Lorsque je me réveille, la lumière m’aveugle et je me débats pour y échapper. « Pourquoi l’inonder ainsi? Vous voyez bien que ça le gêne », s’inquiète une voix. « C’est la procédure, Madame… » Madame doit être la forme rose tendre qui me dévisage. Ignorant la remarque, elle se place en écran entre la lumière et moi. « Bonjour Noah, me dit-elle. C’est maman. » Qui est Noah? Je ne reconnais pas cette femme, mais sa voix ne me semble pas inconnue. Elle est semblable à celle que j’entendais jadis, mais elle me semble désormais plus proche, plus réelle.

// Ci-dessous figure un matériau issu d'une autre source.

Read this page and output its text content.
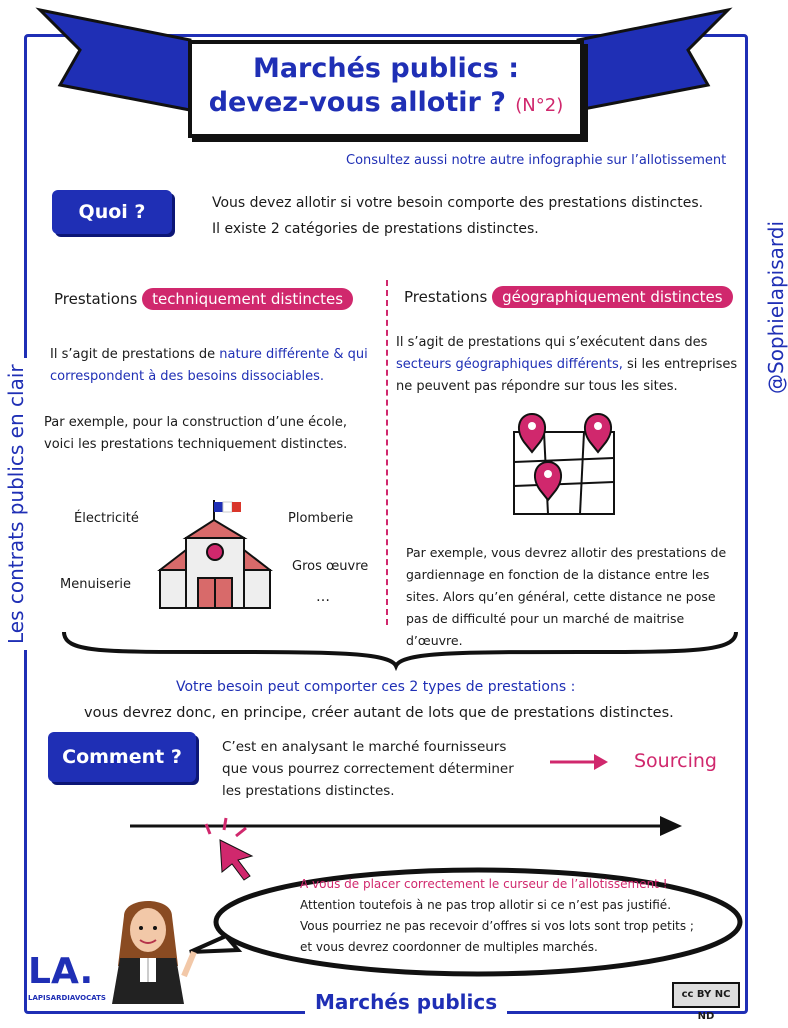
Marchés publics :
devez-vous allotir ? (N°2)
Les contrats publics en clair
@Sophielapisardi
Consultez aussi notre autre infographie sur l’allotissement
Quoi ?	Vous devez allotir si votre besoin comporte des prestations distinctes.
Il existe 2 catégories de prestations distinctes.
Prestations techniquement distinctes
Il s’agit de prestations de nature différente & qui correspondent à des besoins dissociables.
Par exemple, pour la construction d’une école, voici les prestations techniquement distinctes.
Électricité	Plomberie
Gros œuvre
Menuiserie
…
Prestations géographiquement distinctes
Il s’agit de prestations qui s’exécutent dans des secteurs géographiques différents, si les entreprises ne peuvent pas répondre sur tous les sites.
Par exemple, vous devrez allotir des prestations de gardiennage en fonction de la distance entre les sites. Alors qu’en général, cette distance ne pose pas de difficulté pour un marché de maitrise d’œuvre.
Votre besoin peut comporter ces 2 types de prestations :
vous devrez donc, en principe, créer autant de lots que de prestations distinctes.
Comment ?	C’est en analysant le marché fournisseurs que vous pourrez correctement déterminer les prestations distinctes.
Sourcing
A vous de placer correctement le curseur de l’allotissement !
Attention toutefois à ne pas trop allotir si ce n’est pas justifié.
Vous pourriez ne pas recevoir d’offres si vos lots sont trop petits ;
et vous devrez coordonner de multiples marchés.
LA.
LAPISARDIAVOCATS	Marchés publics	cc BY NC ND
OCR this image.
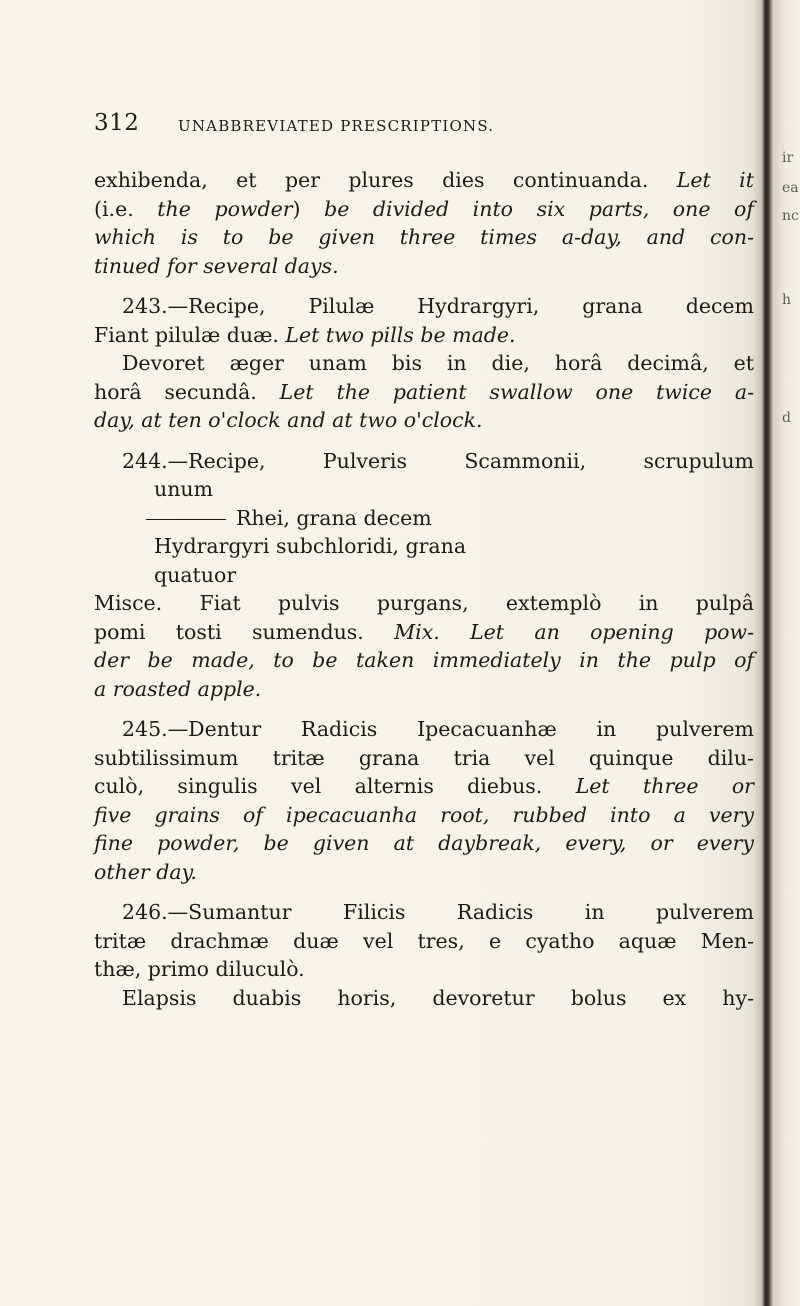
ir
ea
nc
h
d
312	UNABBREVIATED PRESCRIPTIONS.
exhibenda, et per plures dies continuanda. Let it
(i.e. the powder) be divided into six parts, one of
which is to be given three times a-day, and con-
tinued for several days.
243.—Recipe, Pilulæ Hydrargyri, grana decem
Fiant pilulæ duæ. Let two pills be made.
Devoret æger unam bis in die, horâ decimâ, et
horâ secundâ. Let the patient swallow one twice a-
day, at ten o'clock and at two o'clock.
244.—Recipe, Pulveris Scammonii, scrupulum
unum
Rhei, grana decem
Hydrargyri subchloridi, grana
quatuor
Misce. Fiat pulvis purgans, extemplò in pulpâ
pomi tosti sumendus. Mix. Let an opening pow-
der be made, to be taken immediately in the pulp of
a roasted apple.
245.—Dentur Radicis Ipecacuanhæ in pulverem
subtilissimum tritæ grana tria vel quinque dilu-
culò, singulis vel alternis diebus. Let three or
five grains of ipecacuanha root, rubbed into a very
fine powder, be given at daybreak, every, or every
other day.
246.—Sumantur Filicis Radicis in pulverem
tritæ drachmæ duæ vel tres, e cyatho aquæ Men-
thæ, primo diluculò.
Elapsis duabis horis, devoretur bolus ex hy-
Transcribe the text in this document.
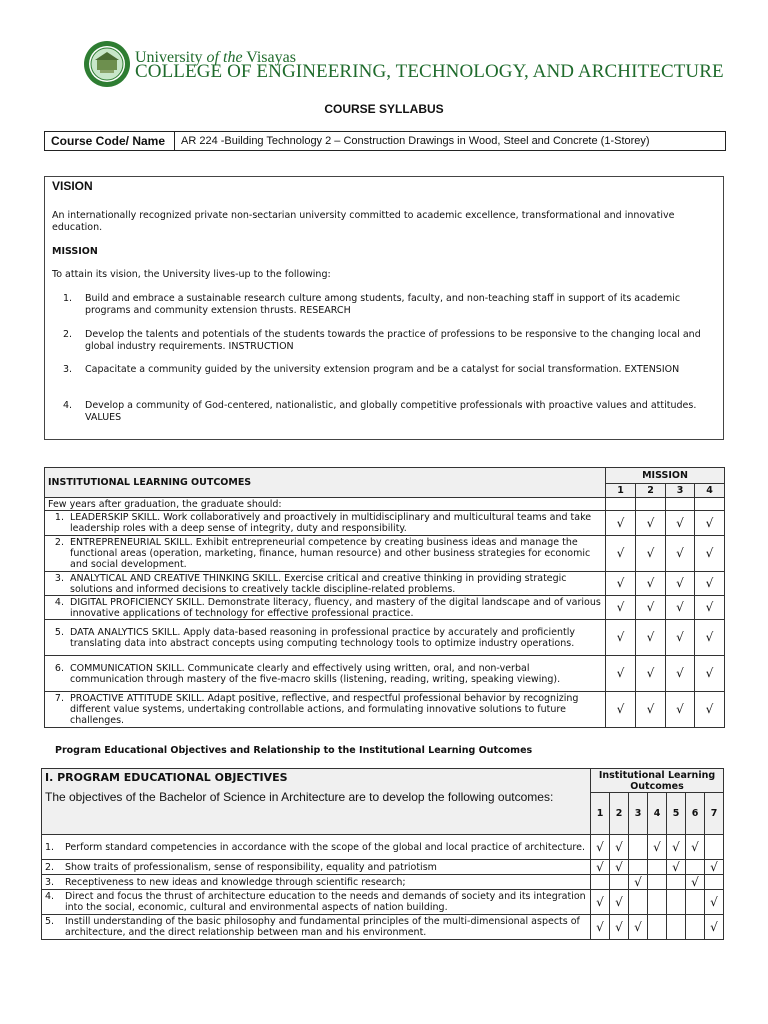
University of the Visayas
COLLEGE OF ENGINEERING, TECHNOLOGY, AND ARCHITECTURE
COURSE SYLLABUS
Course Code/ Name	AR 224 -Building Technology 2 – Construction Drawings in Wood, Steel and Concrete (1-Storey)
VISION
An internationally recognized private non-sectarian university committed to academic excellence, transformational and innovative education.
MISSION
To attain its vision, the University lives-up to the following:
1.	Build and embrace a sustainable research culture among students, faculty, and non-teaching staff in support of its academic programs and community extension thrusts. RESEARCH
2.	Develop the talents and potentials of the students towards the practice of professions to be responsive to the changing local and global industry requirements. INSTRUCTION
3.	Capacitate a community guided by the university extension program and be a catalyst for social transformation. EXTENSION
4.	Develop a community of God-centered, nationalistic, and globally competitive professionals with proactive values and attitudes. VALUES
INSTITUTIONAL LEARNING OUTCOMES	MISSION			
	1	2	3	4
Few years after graduation, the graduate should:				

1. LEADERSKIP SKILL. Work collaboratively and proactively in multidisciplinary and multicultural teams and take leadership roles with a deep sense of integrity, duty and responsibility.	√	√	√	√

2. ENTREPRENEURIAL SKILL. Exhibit entrepreneurial competence by creating business ideas and manage the functional areas (operation, marketing, finance, human resource) and other business strategies for economic and social development.	√	√	√	√

3. ANALYTICAL AND CREATIVE THINKING SKILL. Exercise critical and creative thinking in providing strategic solutions and informed decisions to creatively tackle discipline-related problems.	√	√	√	√

4. DIGITAL PROFICIENCY SKILL. Demonstrate literacy, fluency, and mastery of the digital landscape and of various innovative applications of technology for effective professional practice.	√	√	√	√

5. DATA ANALYTICS SKILL. Apply data-based reasoning in professional practice by accurately and proficiently translating data into abstract concepts using computing technology tools to optimize industry operations.	√	√	√	√

6. COMMUNICATION SKILL. Communicate clearly and effectively using written, oral, and non-verbal communication through mastery of the five-macro skills (listening, reading, writing, speaking viewing).	√	√	√	√

7. PROACTIVE ATTITUDE SKILL. Adapt positive, reflective, and respectful professional behavior by recognizing different value systems, undertaking controllable actions, and formulating innovative solutions to future challenges.	√	√	√	√
Program Educational Objectives and Relationship to the Institutional Learning Outcomes
I. PROGRAM EDUCATIONAL OBJECTIVES
The objectives of the Bachelor of Science in Architecture are to develop the following outcomes:	Institutional Learning Outcomes						
	1	2	3	4	5	6	7

1. Perform standard competencies in accordance with the scope of the global and local practice of architecture.	√	√		√	√	√	

2. Show traits of professionalism, sense of responsibility, equality and patriotism	√	√			√		√

3. Receptiveness to new ideas and knowledge through scientific research;			√			√	

4. Direct and focus the thrust of architecture education to the needs and demands of society and its integration into the social, economic, cultural and environmental aspects of nation building.	√	√					√

5. Instill understanding of the basic philosophy and fundamental principles of the multi-dimensional aspects of architecture, and the direct relationship between man and his environment.	√	√	√				√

Derrière elle, une forme plus sombre apparaît. Un peu de rose, habillé de noir. Malgré le flou, je distingue deux yeux très bleus. « Noah… » Sa voix s’éteint. Il a l’air las. Qui est ce Noah qu’ils cherchent tous? « Il faut que tu te battes, reprend la voix. Que tu te battes, pour ta mère et moi… » Je ne comprends pas les mots qu’il prononce, mon regard est attiré par deux yeux noirs qui me dévisagent, immobiles. Je tente de les atteindre, mais sans succès. Mes gestes sont incontrôlables. Il me semblait être plus précis, avant… Un nouvel essai, je frôle le visage en face du mien. Le contact est doux, rassurant. Madame le saisit alors pour le presser contre moi. J’anticipe un mouvement de recul mais le geste m’apaise. Je plonge mon nez sous les yeux noirs, émerveillé du moelleux que j’y découvre.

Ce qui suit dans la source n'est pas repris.